Di Marta Perego
Occhi azzurri, imprevedibile, con quell’aria un po’ ribelle che sembra sempre pronta a cambiare direzione. Emma Corrin, trent’anni compiuti il 13 dicembre, è uno dei volti più interessanti della nuova generazione britannica. Un talento che si muove con naturalezza tra epoche, generi e linguaggi diversi, trasformando personaggi iconici in qualcosa di sorprendentemente attuale.
Nata a Tunbridge Wells, nel Kent, Corrin cresce con una forte formazione teatrale e muove i primi passi tra piccoli ruoli in serie come Grantchester e Pennyworth. Poi arriva il momento che cambia tutto: nel 2020 entra nella quarta stagione di The Crown nei panni di Lady Diana Spencer. Non è solo una questione di somiglianza. Corrin porta in scena la fragilità, la confusione, l’energia di una ragazza catapultata troppo presto sotto i riflettori. Facendo rivivere l’anima della Principessa del Popolo, rimanendole incredibilmente fedele ma allo stesso tempo rendendo i suoi dilemmi e la sua vulnerabilità estremamente attuali e capaci di dialogare con le nuove generazioni.
Il risultato? Golden Globe e Critics Choice Award come miglior attrice in una serie drammatica.
Dopo un successo così, molti resterebbero nella comfort zone. Corrin ha fatto il contrario. È tornata al teatro con Anna X all’Harold Pinter Theatre di Londra (che le vale una nomination agli Olivier Awards) e poi con l’acclamato Orlando di Virginia Woolf al Garrick Theatre, un ruolo fluido che attraversa secoli e identità.
Nel frattempo ha continuato a inseguire il cinema, mescolando ruoli con un forte legame con la letteratura ai grandi franchise: da L’amante di Lady Chatterley a Nosferatu di Dave Eggers, fino alla svolta pop con Deadpool & Wolverine (2024), dove entra nel Marvel Cinematic Universe nei panni della villain Cassandra Nova.
Ora arriva la sfida più attesa: sarà Elizabeth Bennet nella nuova serie basata sul capolavoro senza tempo di Jane Austen, Orgoglio e Pregiudizio, in arrivo in autunno.
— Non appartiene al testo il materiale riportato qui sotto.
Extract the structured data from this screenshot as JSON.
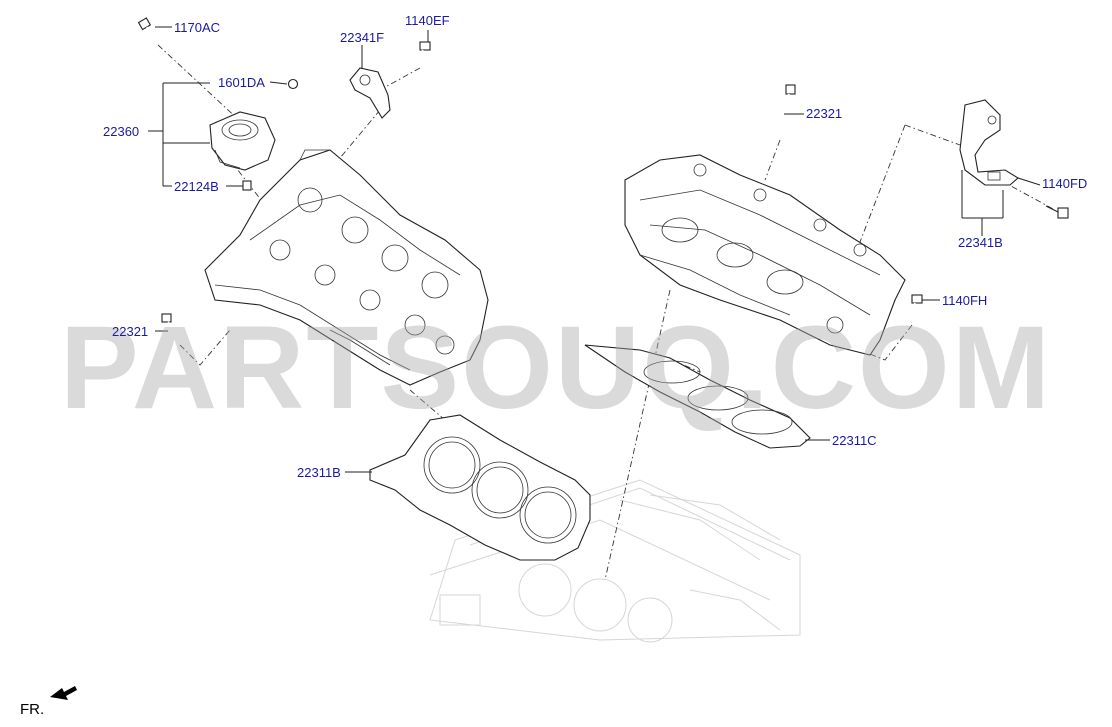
{
  "labels": {
    "l_1170AC": "1170AC",
    "l_1601DA": "1601DA",
    "l_22360": "22360",
    "l_22124B": "22124B",
    "l_22341F": "22341F",
    "l_1140EF": "1140EF",
    "l_22321_right": "22321",
    "l_1140FD": "1140FD",
    "l_22341B": "22341B",
    "l_1140FH": "1140FH",
    "l_22321_left": "22321",
    "l_22311C": "22311C",
    "l_22311B": "22311B"
  },
  "watermark": "PARTSOUQ.COM",
  "front_indicator": "FR.",
  "colors": {
    "label": "#1a1aa6",
    "line": "#222222",
    "watermark": "#a9a9a9",
    "ghost": "#d6d6d6"
  }
}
Accanto a lei Jack Lowden, compagno di Saoirse Ronan, amatissima attrice irlandese e già volto della serie Slow Horses, come Mr. Darcy e un cast che include Olivia Colman, Rufus Sewell e Fiona Shaw.
Sei episodi scritti da Dolly Alderton, autrice bestseller di Tutto quello che so sull’amore e diretti da Euros Lyn.
C’è un filo che lega molti dei personaggi scelti da Emma Corrin: arrivano dai grandi classici della letteratura, ma nelle sue mani sembrano improvvisamente contemporanei. Da Diana Spencer, ormai figura mitologica della cultura pop, all’Orlando di Virginia Woolf, fino a Elizabeth Bennet, uno dei personaggi più amati della narrativa inglese di sempre.
Corrin ha la capacità di attraversare questi simboli senza renderli museali. Li alleggerisce, li rende più umani, più vicini. È qui che sta la sua coolness: nello sguardo con cui riporta i classici dentro il presente.
Se sullo schermo ama muoversi tra epoche diverse, sul red carpet Emma Corrin gioca con la moda intrecciando epoche, suggestioni, generi.
Senza paura di osare, strizzando l'occhio al guardaroba maschile. Giocando con la fluidità.
Alla première di 100 Nights of Hero al BFI London Film Festival ha scelto un look Miu Miu, di cui è ambassador, decisamente fuori dagli schemi: grembiule bianco a fiori sopra pantaloni sartoriali e camicia smanicata. Un capo della collezione Primavera-Estate 2026 di Miuccia Prada, interpretato con quella leggerezza ambigua che è ormai il suo marchio di fabbrica. Dietro lo styling c’è Harry Lambert.
Il risultato? Un mix tra gioco, moda e identità. Un po’ come i personaggi che sceglie: classici, ma sempre con qualcosa di nuovo da dire.